Furthermore, there are two main groups of low-renin hypertensives: those with a primary aldosteronism phenotype (low renin/high aldosterone), for whom the best therapy is aldosterone antagonists and those with a Liddle phenotype (low renin/low aldosterone), for whom the specific therapy is amiloride. Patients with a renal phenotype (high renin with secondary hyperaldosteronism) that respond best to angiotensin receptor blockers or renin inhibitors are less common and patients with the Liddle phenotype (low renin/low aldosterone) because of overactivity of Renal tubular epithelial sodium channel -ENaC) might be more common than most physicians appreciate [16]. Therefore, even though BP lowering may not be as robust with the “anti-renin” drugs (ie ACEIs/ARBs/Beta-blockers), the tissue-protective benefits should certainly be considered in the treatment of blacks in an effort to not only improve BP control but to achieve the ultimate goal of reducing the risk of organ damage. On the other hand Adrenergic receptor blockers or beta-blockers, specially the first generation ones, might be less effective in a subgroup of African American subjects for the management of congestive heart failure [17]. This reduced efficacy might be related to variants in two genes related to the G protein–coupled pathway of the b1-adrenergic receptor (ADRB1) and G protein receptor kinase 5 (GRK5) genes. Traditionally, Thiazide diuretics, angiotensin-converting enzyme inhibitors, angiotensin receptor blockers, and calcium channel blockers (CCB) have been the preferred medications in nonblack patients and thiazide diuretics and calcium channel blockers are preferred in black patients. While CCBs and diuretics have been shown to be the most effective therapies for lowering BP in the African-American patient, the patient at high risk for CVD should also be considered for therapy with cardioprotective agents such as ACE inhibitors, ARBs, and beta-blockers that have been shown to provide greater protection against end-organ damage. This protection is the ultimate rationale for their inclusion in antihypertensive therapy [18].

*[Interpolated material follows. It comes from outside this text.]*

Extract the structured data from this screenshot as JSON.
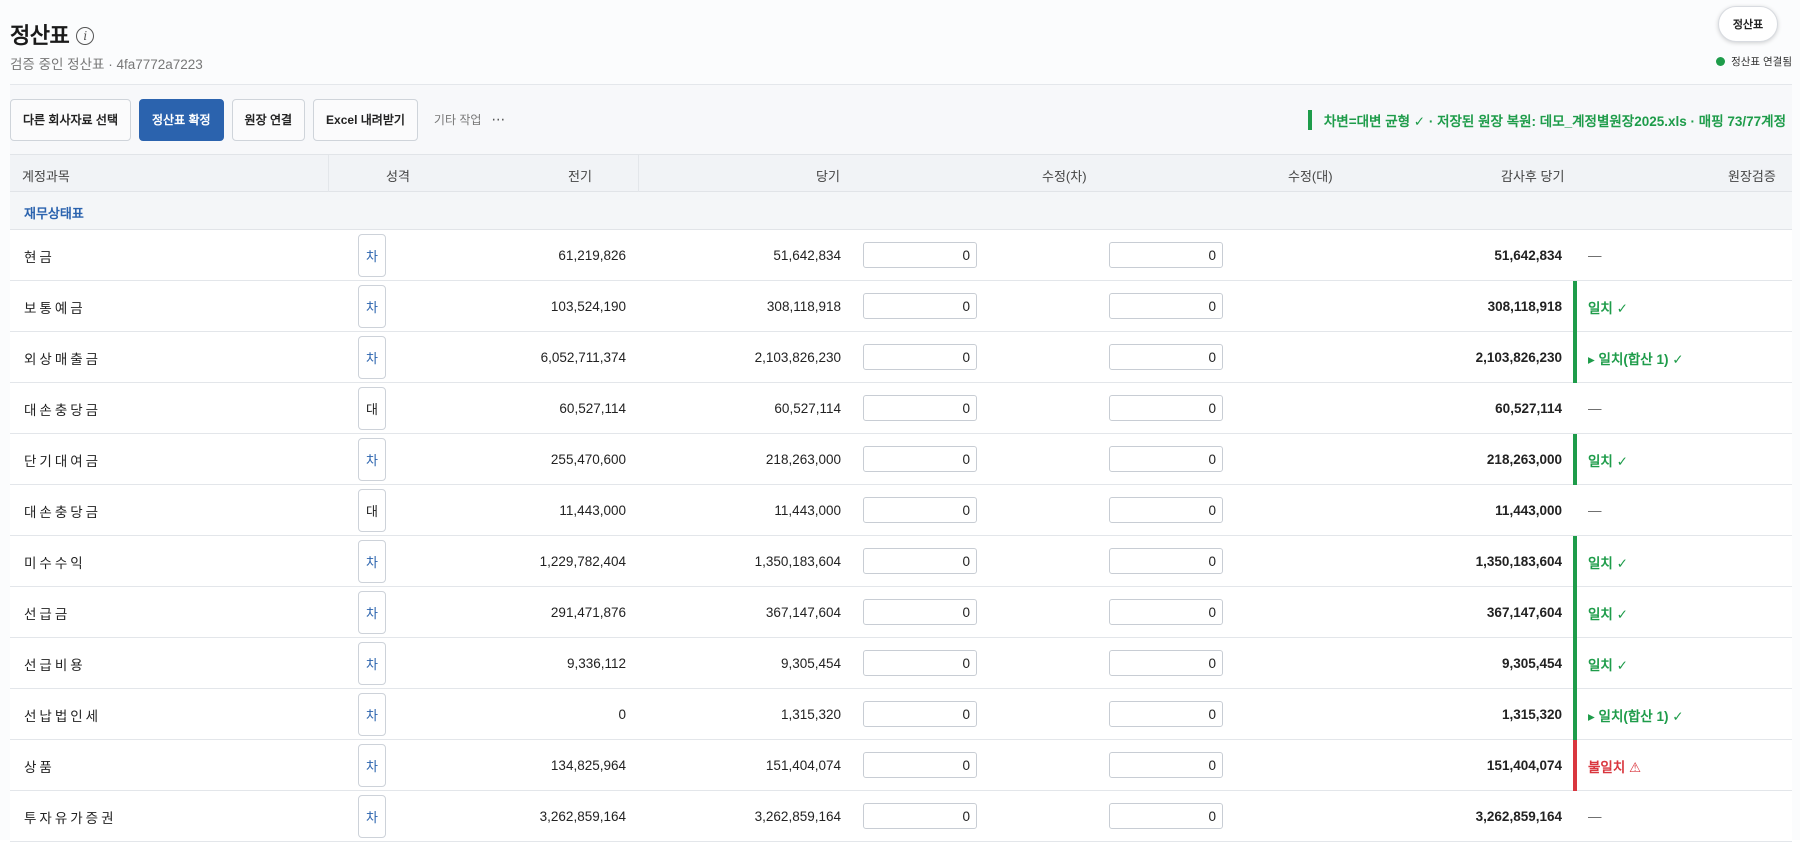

Reduced NTproBNP Levels in African Americans

African Americans have substantially lower plasma NTproBNP levels; compared to Caucasians. African Americans have a higher prevalence of HTN, left ventricular hypertrophy, and microalbuminuria, conditions that should raise NP levels. Consequently, the finding in ARIC that African-American individuals have lower NP levels, compared to white individuals, is counterintuitive and suggests that nonhemodynamic factors may contribute. One biologically plausible way in which NP levels may be decreased is through impaired synthesis or reduced release from cardiomyocytes. Indeed, previous studies indicate that variations in processes related to the synthesis of NTproBNP, such as genetic polymorphisms in the NPPB gene that influence transcription, translation, and/or post-translational processing, may contribute to lower NTproBNP levels, although there are limited data on racial differences in the genetics of the NP system [19]. In conclusion: African Americans have lower levels of plasma NTproBNP than Caucasians, which may be partially owing to genetic variation. Low natriuretic peptide levels in African Americans may contribute to the greater risk for HTN and its sequalae in this population.

Heart Failure (HF) in African Americans (AA)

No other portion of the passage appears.